Working in groups is an integral part of elementary school, so it's best to have a good sense of how our gifted kids fit into that.
The bottom line is that I recommend against regularly grouping your gifted kids together.
Granted, there may be some situations where it makes sense. These situations are generally ones involving narrow topics where ability levels really define the work that the group is doing. A novel group is one example.
But grouping by ability can diminish the opportunity for social learning. Groups are where students cement relationships and – most importantly – figure out that there are things to be learned from all kids, not just other gifted kids.
So we mix ability levels whenever we can. Then we guard against our most-capable students doing the bulk of the work by setting appropriate expectations.
Group work expectations
In the case of groups, we don’t just set an expectation for our gifted students – we establish one for all kids regarding their level of participation in group projects. You can already guess what this expectation is:
Everyone participates equally!
Expectations are the foundation, but a wise teacher will also put into place methods by which she can assess the individual contribution toward group projects. Aside from simply listening in to see who's putting in the most effort, you can also use the technique of assigning different colors to different kids if they're making something such as a chart or poster.
I've also given kids in my classroom permission to report to me when somebody is not fully participating. It is a structured form of tattling, but it doesn't sound like it to them if you give them the actual words to say:
“Mrs. Weigle, Ben needs a little help focusing on our project.”
Of course, since teachers have 360° vision and hearing, you’ll already know that Ben is not putting out his best effort. It doesn't hurt, however, to have the entire group focused on everybody contributing even when you are not keeping a close eye on them.
This is much more preferable than allowing some kids (often your gifted ones) to do the majority of the work while others get a free ride to a good grade.
A small opportunity for “playing teacher”
Another great reason for mixing your gifted kids into your groups is that this gives them an automatic extension activity; teaching on a very small scale.

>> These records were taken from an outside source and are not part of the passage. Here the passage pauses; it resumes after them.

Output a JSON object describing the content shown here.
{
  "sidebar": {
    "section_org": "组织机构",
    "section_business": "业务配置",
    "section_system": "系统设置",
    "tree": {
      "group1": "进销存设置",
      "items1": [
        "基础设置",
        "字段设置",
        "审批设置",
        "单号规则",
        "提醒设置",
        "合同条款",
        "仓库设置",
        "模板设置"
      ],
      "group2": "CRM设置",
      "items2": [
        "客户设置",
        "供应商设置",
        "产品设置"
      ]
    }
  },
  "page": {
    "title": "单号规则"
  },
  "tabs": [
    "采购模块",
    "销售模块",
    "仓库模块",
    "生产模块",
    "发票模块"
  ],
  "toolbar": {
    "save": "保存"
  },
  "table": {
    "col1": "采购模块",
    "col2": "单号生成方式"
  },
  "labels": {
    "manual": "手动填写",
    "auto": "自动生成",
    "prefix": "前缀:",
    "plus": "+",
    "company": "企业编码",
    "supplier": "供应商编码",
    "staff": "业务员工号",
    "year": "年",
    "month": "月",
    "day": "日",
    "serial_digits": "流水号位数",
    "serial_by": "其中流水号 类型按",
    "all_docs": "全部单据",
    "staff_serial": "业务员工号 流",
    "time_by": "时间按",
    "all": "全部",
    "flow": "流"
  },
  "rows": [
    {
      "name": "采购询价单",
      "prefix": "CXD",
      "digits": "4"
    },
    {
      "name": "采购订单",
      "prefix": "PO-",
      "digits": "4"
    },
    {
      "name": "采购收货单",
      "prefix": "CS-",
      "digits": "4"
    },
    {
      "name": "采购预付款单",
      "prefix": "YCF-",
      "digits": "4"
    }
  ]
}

A gifted student who is really engaged can help raise the bar on the quality of the work product of a group. In turn, they will learn the subject to an even greater depth by offering explanations and peer-to-peer guidance to the other group members.
If you see that one of your high-performing students is really grasping a concept, then give them the words to say so that they can politely make their points without throwing off the social balance of the entire group:
“What do you think of this idea?”
“I wonder what would happen if we did it this way?”
“That’s a great idea, Ellen! We could even add to that by…”
However, be careful not to overburden a gifted student who is not really up for the role of teacher. Encourage peer-to-peer teaching, but never assume that a group with a gifted kid will be just fine without adult supervision.
It's much better to keep your eyes peeled for a situation where a gifted child is bursting with pride at figuring something out and then enabling their ability to bring the rest of their group along with their thought process.
One advantage of groups
Group work does not usually present the same “early finisher” problem as other situations because the kids are not working independently and the entire group finishes their work at the same time (usually when the instructional period is over).
This is largely true for subjects such as social studies and science where the kids are almost always involved in group activities or experiments.